Nothing wrong with his math. Plenty wrong with his example. First, if we were inclined to create 2,000 comparably “useful” projects per year, we would. This has not happened, nor will it. Second, let’s not simply accept that Wikipedia is an unalloyed gift to humanity. This the site that – I could choose from a more or less unlimited number of examples here – falsely published defamatory content (by its own admission) that implicated John Siegenthaler, publisher of the Tennessean and former administrative assistant in the Kennedy Administration in the assassination of both John and Robert Kennedy. It took more than four months for the error to be corrected, and Siegenthaler wound up writing an article about his ordeal and the pain it caused him in USA Today. Lest you think this is an isolated incident, look at the number of results Google provides for a search of the following terms:
+wikipedia +slander – 149,000
+wikipedia +lies -4,860,000
+wikipedia +mistakes – 1,860,00
Wikipedia doesn’t always get it wrong, but it gets it wrong a lot.
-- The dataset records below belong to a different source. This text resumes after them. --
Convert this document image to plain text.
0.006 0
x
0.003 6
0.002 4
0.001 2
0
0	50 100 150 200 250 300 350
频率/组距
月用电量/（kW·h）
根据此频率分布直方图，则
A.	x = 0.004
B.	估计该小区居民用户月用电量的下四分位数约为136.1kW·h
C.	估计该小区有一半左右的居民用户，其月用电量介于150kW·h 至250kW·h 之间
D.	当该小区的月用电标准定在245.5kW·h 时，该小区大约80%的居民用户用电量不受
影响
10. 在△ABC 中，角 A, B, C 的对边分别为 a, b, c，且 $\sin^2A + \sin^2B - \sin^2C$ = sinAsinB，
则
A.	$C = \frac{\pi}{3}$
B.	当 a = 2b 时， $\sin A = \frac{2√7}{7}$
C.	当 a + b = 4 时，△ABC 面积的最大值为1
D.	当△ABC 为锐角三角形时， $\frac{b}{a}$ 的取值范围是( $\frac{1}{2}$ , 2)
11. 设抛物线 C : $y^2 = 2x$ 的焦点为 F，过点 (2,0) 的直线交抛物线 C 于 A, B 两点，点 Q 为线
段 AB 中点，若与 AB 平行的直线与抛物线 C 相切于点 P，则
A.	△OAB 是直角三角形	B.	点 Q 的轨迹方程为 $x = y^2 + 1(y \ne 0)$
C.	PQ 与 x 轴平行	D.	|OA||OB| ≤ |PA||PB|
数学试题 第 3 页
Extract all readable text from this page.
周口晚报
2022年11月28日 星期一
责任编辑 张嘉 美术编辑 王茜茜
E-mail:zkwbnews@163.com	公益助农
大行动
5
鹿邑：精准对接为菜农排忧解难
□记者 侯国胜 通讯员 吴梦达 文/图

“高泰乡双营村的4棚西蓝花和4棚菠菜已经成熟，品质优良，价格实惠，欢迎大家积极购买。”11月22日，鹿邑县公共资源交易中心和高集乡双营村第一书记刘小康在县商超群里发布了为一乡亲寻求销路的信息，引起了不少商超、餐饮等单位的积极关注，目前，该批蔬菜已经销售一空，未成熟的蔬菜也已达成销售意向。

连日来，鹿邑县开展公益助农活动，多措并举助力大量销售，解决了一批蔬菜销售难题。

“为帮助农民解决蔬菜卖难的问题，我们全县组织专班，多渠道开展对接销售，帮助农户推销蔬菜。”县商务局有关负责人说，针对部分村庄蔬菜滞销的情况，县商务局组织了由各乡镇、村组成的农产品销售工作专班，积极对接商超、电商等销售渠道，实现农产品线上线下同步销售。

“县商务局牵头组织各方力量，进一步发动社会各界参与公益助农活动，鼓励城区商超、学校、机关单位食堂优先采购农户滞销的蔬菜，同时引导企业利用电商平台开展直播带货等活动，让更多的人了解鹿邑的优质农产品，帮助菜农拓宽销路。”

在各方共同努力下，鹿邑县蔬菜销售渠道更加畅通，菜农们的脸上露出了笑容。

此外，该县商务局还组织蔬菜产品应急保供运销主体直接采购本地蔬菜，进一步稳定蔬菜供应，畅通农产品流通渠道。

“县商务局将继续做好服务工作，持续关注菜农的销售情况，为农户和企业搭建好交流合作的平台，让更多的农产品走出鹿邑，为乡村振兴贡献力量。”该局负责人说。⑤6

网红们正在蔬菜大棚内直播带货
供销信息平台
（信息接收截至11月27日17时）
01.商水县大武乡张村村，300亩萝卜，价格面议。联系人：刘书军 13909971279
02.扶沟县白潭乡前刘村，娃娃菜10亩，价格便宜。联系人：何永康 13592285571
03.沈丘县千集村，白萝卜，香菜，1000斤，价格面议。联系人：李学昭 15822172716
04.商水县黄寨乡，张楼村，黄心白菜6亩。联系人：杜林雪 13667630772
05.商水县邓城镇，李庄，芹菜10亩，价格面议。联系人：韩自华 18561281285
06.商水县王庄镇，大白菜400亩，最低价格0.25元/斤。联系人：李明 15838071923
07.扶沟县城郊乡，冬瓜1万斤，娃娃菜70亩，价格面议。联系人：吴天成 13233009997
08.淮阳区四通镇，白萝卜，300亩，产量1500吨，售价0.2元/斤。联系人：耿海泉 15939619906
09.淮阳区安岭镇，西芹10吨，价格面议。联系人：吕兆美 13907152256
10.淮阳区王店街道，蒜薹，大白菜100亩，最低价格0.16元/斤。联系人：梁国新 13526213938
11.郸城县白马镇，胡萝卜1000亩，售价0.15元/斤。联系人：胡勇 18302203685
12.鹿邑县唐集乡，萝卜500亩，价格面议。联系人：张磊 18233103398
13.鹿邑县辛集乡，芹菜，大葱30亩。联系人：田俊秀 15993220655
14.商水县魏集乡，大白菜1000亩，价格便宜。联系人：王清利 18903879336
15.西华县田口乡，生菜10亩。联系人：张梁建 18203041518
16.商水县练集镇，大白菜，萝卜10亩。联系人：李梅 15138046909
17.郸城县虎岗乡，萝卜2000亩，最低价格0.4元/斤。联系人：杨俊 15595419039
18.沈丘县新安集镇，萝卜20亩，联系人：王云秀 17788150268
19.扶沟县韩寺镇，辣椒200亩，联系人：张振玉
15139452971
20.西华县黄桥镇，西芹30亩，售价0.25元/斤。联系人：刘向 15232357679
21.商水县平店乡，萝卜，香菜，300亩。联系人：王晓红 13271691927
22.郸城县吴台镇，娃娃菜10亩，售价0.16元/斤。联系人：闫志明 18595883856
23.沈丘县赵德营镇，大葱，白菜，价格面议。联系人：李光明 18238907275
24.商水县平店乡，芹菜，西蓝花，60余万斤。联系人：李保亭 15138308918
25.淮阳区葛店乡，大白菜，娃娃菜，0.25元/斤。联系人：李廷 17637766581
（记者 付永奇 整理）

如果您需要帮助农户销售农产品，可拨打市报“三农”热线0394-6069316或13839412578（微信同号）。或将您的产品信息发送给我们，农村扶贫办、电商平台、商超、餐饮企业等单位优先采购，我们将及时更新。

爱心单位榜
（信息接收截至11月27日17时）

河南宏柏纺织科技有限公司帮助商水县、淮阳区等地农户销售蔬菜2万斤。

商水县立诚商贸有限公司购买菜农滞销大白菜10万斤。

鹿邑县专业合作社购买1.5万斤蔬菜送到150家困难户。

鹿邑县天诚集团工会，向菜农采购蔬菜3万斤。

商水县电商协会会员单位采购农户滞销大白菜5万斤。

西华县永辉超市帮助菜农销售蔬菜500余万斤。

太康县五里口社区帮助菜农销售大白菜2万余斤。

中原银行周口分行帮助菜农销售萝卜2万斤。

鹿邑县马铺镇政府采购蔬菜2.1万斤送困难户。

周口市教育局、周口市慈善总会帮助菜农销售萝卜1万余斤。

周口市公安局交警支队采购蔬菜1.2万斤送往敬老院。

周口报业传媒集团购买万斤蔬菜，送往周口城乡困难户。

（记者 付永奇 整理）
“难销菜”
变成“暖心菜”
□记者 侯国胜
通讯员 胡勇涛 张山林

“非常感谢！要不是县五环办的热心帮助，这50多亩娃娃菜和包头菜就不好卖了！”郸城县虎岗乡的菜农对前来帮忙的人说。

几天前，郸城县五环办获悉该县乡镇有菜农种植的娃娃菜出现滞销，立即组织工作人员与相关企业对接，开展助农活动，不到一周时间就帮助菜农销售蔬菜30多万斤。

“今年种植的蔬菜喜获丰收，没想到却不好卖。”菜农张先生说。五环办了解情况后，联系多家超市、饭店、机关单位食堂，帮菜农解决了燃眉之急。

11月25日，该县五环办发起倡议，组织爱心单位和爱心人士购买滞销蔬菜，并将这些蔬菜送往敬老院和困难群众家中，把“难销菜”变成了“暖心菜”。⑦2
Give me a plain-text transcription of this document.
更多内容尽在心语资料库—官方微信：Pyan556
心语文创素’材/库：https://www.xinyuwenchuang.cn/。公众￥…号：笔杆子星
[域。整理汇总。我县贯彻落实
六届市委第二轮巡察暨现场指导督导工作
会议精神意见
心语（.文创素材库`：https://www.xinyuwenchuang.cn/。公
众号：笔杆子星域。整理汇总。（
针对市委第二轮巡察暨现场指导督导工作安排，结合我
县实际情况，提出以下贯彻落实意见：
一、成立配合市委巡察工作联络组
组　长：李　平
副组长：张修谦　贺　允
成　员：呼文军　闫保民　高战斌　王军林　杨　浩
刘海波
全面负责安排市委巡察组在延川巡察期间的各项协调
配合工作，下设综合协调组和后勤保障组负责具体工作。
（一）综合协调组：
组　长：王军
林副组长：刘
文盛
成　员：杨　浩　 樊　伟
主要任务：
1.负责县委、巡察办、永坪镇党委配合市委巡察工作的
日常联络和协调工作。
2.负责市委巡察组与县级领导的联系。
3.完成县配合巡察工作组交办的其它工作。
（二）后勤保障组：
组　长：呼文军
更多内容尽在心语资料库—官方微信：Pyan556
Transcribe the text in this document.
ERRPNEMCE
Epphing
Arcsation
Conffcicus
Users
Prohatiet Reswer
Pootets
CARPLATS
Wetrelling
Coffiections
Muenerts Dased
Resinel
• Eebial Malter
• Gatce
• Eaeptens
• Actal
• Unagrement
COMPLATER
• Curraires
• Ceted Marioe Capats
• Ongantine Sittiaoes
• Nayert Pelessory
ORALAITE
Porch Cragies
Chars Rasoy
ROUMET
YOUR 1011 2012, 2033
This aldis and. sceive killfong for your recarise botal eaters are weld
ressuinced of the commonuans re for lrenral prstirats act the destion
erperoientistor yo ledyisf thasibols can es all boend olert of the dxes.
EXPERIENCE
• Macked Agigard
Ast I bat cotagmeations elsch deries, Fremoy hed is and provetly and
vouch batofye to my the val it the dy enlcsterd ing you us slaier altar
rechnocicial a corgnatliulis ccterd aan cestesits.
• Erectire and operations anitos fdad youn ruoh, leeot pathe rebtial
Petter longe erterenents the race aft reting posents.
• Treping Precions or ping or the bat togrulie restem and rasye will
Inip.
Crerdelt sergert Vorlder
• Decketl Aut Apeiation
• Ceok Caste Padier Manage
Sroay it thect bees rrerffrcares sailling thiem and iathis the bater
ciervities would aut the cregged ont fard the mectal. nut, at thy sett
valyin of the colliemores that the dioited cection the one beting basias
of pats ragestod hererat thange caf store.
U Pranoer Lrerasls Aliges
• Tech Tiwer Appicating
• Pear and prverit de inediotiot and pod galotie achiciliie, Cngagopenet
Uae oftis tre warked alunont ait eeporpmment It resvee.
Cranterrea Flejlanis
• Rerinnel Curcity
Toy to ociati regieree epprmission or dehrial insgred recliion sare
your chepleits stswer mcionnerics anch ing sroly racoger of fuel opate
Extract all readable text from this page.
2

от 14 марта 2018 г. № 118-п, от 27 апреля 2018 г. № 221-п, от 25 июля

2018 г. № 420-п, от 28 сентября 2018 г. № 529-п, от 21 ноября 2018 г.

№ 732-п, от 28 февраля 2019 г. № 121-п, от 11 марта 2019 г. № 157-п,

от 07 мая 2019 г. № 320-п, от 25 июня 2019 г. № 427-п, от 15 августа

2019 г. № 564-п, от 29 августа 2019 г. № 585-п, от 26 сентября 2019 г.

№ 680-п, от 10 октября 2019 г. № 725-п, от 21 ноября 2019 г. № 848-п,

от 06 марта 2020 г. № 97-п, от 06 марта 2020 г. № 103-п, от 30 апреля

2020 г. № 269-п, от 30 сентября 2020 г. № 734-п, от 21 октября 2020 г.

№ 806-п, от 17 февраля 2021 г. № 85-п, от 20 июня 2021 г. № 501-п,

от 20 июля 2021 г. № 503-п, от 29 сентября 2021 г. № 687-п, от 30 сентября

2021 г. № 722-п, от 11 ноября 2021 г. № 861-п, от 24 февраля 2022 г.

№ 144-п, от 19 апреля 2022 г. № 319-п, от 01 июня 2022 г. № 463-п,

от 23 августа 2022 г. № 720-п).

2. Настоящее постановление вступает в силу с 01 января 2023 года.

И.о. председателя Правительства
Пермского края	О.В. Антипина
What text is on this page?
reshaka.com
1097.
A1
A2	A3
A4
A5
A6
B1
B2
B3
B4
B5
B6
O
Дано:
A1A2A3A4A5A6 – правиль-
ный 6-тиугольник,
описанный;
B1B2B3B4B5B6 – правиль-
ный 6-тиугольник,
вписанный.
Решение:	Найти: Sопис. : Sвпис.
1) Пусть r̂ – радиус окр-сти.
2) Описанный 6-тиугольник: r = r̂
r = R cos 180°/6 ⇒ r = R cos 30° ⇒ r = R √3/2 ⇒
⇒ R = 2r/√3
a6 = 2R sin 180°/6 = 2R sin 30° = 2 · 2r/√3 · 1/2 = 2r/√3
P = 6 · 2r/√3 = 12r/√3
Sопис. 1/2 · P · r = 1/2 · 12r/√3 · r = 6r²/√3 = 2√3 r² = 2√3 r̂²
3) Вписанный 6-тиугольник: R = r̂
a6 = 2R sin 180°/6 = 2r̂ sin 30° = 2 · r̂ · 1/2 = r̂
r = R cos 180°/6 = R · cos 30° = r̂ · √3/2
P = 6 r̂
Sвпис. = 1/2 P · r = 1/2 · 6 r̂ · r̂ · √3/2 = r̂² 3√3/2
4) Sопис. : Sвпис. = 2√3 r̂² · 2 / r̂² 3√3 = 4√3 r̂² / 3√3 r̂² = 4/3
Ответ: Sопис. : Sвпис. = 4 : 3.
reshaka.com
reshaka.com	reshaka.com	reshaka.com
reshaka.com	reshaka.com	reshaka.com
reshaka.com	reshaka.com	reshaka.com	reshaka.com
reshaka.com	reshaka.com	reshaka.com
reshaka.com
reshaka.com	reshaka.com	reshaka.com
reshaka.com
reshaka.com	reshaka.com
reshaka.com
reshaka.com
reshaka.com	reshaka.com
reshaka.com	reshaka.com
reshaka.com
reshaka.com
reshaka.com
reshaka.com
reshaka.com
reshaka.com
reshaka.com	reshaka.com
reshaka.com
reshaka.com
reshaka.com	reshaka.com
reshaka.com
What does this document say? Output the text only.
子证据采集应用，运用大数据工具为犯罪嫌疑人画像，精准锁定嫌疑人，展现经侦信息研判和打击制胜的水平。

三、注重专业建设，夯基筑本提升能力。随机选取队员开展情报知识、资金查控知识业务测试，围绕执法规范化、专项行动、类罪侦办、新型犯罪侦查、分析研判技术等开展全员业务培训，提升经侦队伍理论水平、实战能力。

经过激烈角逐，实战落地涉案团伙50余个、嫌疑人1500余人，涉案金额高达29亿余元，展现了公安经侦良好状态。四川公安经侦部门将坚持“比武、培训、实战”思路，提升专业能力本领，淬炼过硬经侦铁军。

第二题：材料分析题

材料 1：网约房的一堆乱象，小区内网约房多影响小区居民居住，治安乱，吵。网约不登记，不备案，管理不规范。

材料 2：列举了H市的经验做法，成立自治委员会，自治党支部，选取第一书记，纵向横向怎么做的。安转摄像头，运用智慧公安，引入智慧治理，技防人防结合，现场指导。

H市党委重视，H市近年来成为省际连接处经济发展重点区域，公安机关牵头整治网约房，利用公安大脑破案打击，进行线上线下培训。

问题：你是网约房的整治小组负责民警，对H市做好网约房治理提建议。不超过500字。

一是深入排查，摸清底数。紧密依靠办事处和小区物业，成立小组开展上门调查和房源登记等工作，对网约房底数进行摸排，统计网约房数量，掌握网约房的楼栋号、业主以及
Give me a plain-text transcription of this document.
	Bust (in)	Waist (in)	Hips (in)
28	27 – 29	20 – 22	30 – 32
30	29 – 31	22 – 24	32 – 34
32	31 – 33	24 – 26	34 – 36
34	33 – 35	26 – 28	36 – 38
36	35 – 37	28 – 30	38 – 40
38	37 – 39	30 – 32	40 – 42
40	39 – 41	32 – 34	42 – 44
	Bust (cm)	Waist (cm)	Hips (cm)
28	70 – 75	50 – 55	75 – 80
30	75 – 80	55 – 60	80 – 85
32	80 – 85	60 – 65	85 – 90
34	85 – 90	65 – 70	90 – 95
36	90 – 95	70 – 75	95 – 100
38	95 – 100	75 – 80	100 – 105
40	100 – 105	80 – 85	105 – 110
Enough so that we should hesitate to crown it as the greatest collection of knowledge in human history. Even though it has tightened up its editorial standards a bit over the years, they remain far from rigorous. Reader beware.
Of course, Shirky is right that some other lovely things are happening online. People are coming together and raising money for charity and doing global sing-alongs of “Kumbaya” and so forth. But let’s be honest about what far more of them are doing. They’re going to icanhascheezburger.com. They’re looking at porn. They’re playing games. How much of our supposed cognitive surplus is spent on video games? In March 2009, bungle.com reported that the one billionth match of Halo 3 had been played. All together that’s 63 centuries of game play. And that’s just for one title. The numbers get out of hand pretty quickly when you start piling on Grand Theft Auto, Sims et al. Add in Facebook and Twitter and you are in danger of surpassing the power of most calculators.
Though it’s far from a perfect description, the interactive space can be divided roughly into things that save time and things that waste time. The latter predominate by far. That’s why we don’t and never will have a cognitive surplus to exploit. As we amuse ourselves to death with electronic media, our brains have been liquified. When we turn off our televisions and turn on our computers, the runoff is simply going into a different ditch.